Immunofluorescence (IFC) analysis
Each brain was fixed in 4% buffered paraformaldehyde at 4°C overnight. Free‐floating 30 µm‐thick mouse brain sections were processed as described previously 29. After antigen retrieval by incubating in citrate buffer (0·01 M citric acid, 0·05% Tween 20, pH 6.0) at 70°C for 50 min, samples were washed thoroughly several times with Tris‐buffered saline (TBS) and blocked with a solution of 2% immunoglobulin (Ig)G‐free albumin (Sigma, St Louis, MO, USA) in TBS for 20 min at room temperature. Brain sections were then incubated overnight at 4°C with either rabbit anti‐GFAP (Invitrogen, Carlsbad, CA, USA) or anti‐Iba‐1 (Wako Chemicals, Inc., Richmond, VA, USA), polyclonal antibody or rabbit anti‐dexamethasone (Abcam, Cambridge, UK) or rabbit anti‐CD31 (BioLegend, San Diego, CA, USA) in TBS–2% BSA to detect astrocytes, microglia, DX distribution and endothelial cells, respectively. After washing, sections were incubated for 1 h at room temperature with AlexaFluor 594 goat anti‐rabbit IgG (Molecular Probes, Eugene, OR, USA) diluted in TBS–2% BSA. Samples were mounted onto glass slides in Vectashield medium (Vector Laboratories, Burlingame, CA, USA) containing 4',6‐diamidino‐2‐phenylindole (DAPI) for nuclei imaging. Regions of the hippocampus [cornu ammonis (CA1 and CA2)] and the cortex (R1 and R2) of the images shown in Fig. 2 were selected and processed using Image J software (National Institute of Health, Bethesda, MD, USA).
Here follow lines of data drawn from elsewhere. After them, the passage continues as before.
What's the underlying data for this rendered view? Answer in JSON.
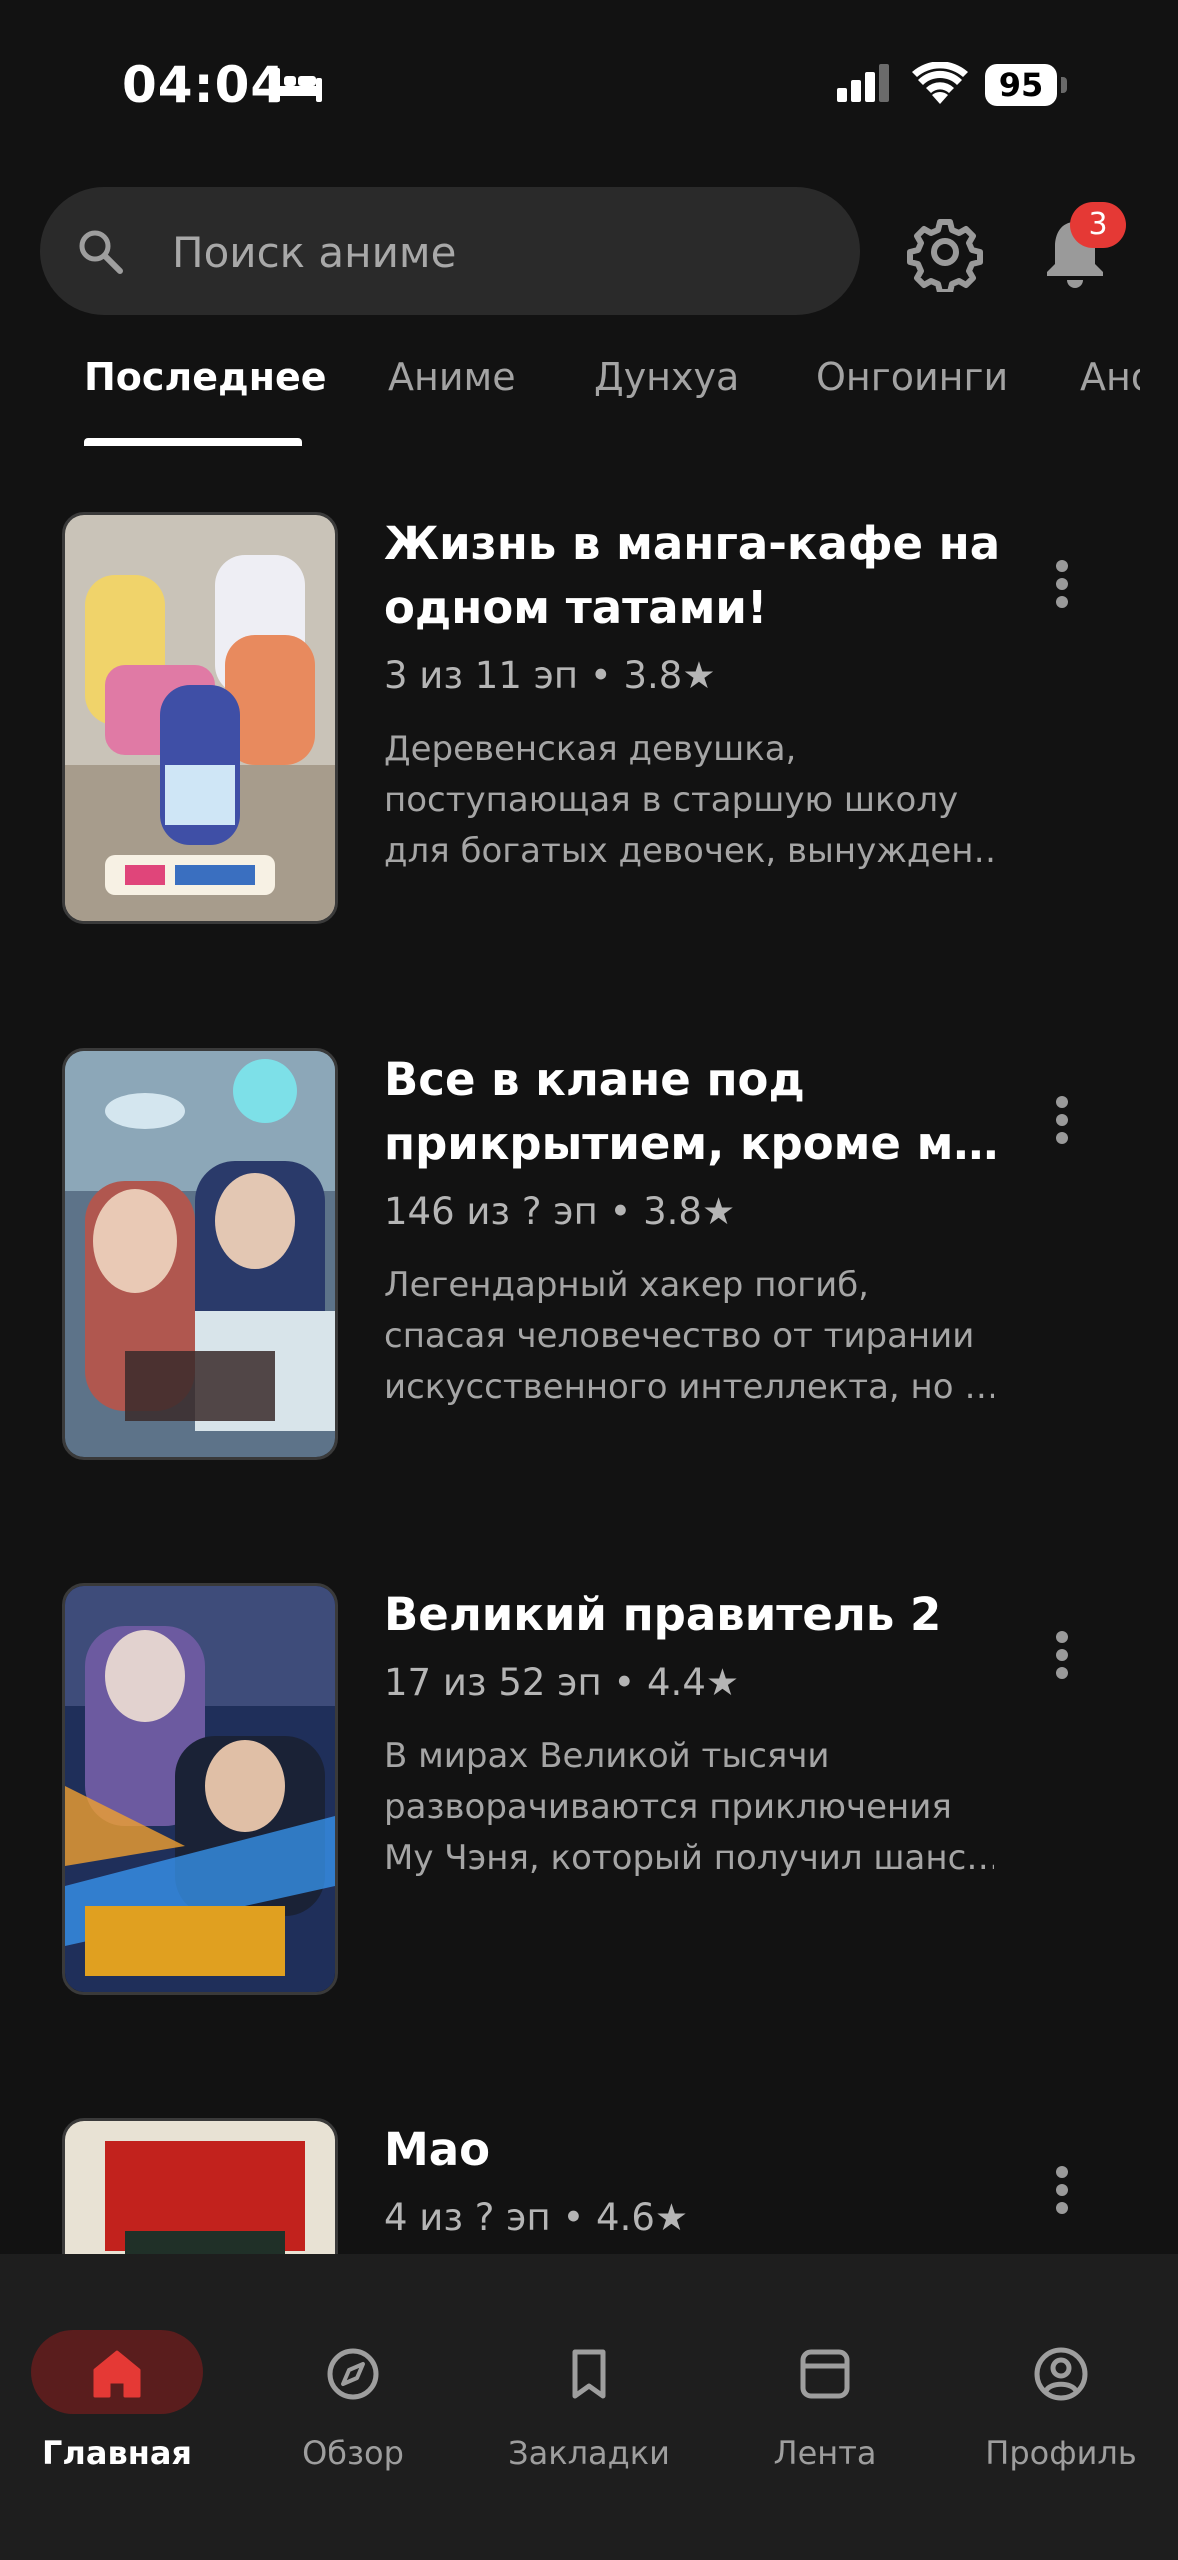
{
  "status_bar": {
    "time": "04:04",
    "battery": "95"
  },
  "search": {
    "placeholder": "Поиск аниме"
  },
  "notifications": {
    "count": "3"
  },
  "tabs": [
    {
      "label": "Последнее"
    },
    {
      "label": "Аниме"
    },
    {
      "label": "Дунхуа"
    },
    {
      "label": "Онгоинги"
    },
    {
      "label": "Ано"
    }
  ],
  "items": [
    {
      "title_line1": "Жизнь в манга-кафе на",
      "title_line2": "одном татами!",
      "meta": "3 из 11 эп • 3.8★",
      "desc1": "Деревенская девушка,",
      "desc2": "поступающая в старшую школу",
      "desc3": "для богатых девочек, вынужден…"
    },
    {
      "title_line1": "Все в клане под",
      "title_line2": "прикрытием, кроме м…",
      "meta": "146 из ? эп • 3.8★",
      "desc1": "Легендарный хакер погиб,",
      "desc2": "спасая человечество от тирании",
      "desc3": "искусственного интеллекта, но …"
    },
    {
      "title_line1": "Великий правитель 2",
      "meta": "17 из 52 эп • 4.4★",
      "desc1": "В мирах Великой тысячи",
      "desc2": "разворачиваются приключения",
      "desc3": "Му Чэня, который получил шанс…"
    },
    {
      "title_line1": "Мао",
      "meta": "4 из ? эп • 4.6★"
    }
  ],
  "bottom_nav": [
    {
      "label": "Главная",
      "icon": "home-icon"
    },
    {
      "label": "Обзор",
      "icon": "compass-icon"
    },
    {
      "label": "Закладки",
      "icon": "bookmark-icon"
    },
    {
      "label": "Лента",
      "icon": "feed-icon"
    },
    {
      "label": "Профиль",
      "icon": "profile-icon"
    }
  ],
  "colors": {
    "accent": "#e53935",
    "background": "#121212",
    "nav_active_pill": "#5a1d1d"
  }
}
The same programme was employed to estimate the percentage of dexamethasone in the cortex (Fig. 6).
Brain cell isolation
Parallel experiments in other groups of mice were performed for flow cytometry analysis. Mice were anaesthetized with a mixture of ketamine and xylazine, as described above. Brain cells were obtained following a method reported previously, with minor modifications 30, 31. Briefly, mice were perfused by cardiac puncture with approximately 250 ml of sterile GKN (8 g/l NaCl, 0·4 g/L KCl, 3·56 g/l Na2HPO4·12H2O, 0·78 g/l NaH2PO4·2H2O, 2 g/L D‐(+)‐glucose, pH 7.4) to remove peripheral cells of the central tissues. Brains were collected in ice‐cold magnesium and calcium‐free saline solution (GKN) containing 0·02% (w/v) isotonic bovine serum albumin (GKN‐BSA), and dissociated mechanically using a 100‐μm mesh. The sediment was collected in a 50‐ml centrifuge tube, washed with GKN‐BSA and centrifuged at 400 g for 10 min at slow brake. The pellet was treated with 5 ml digestion buffer (4 g/l MgCl2, 2·55 g/l CaCl2, 3·73 g/l KCI and 8·95 g/l NaCl, pH 6.7) supplemented with 15 U of type‐II collagenase and 500 U of DNase I per brain for 1 h at 37°C, washed with GKN‐BSA and centrifuged at 400 g for 10 min at slow brake.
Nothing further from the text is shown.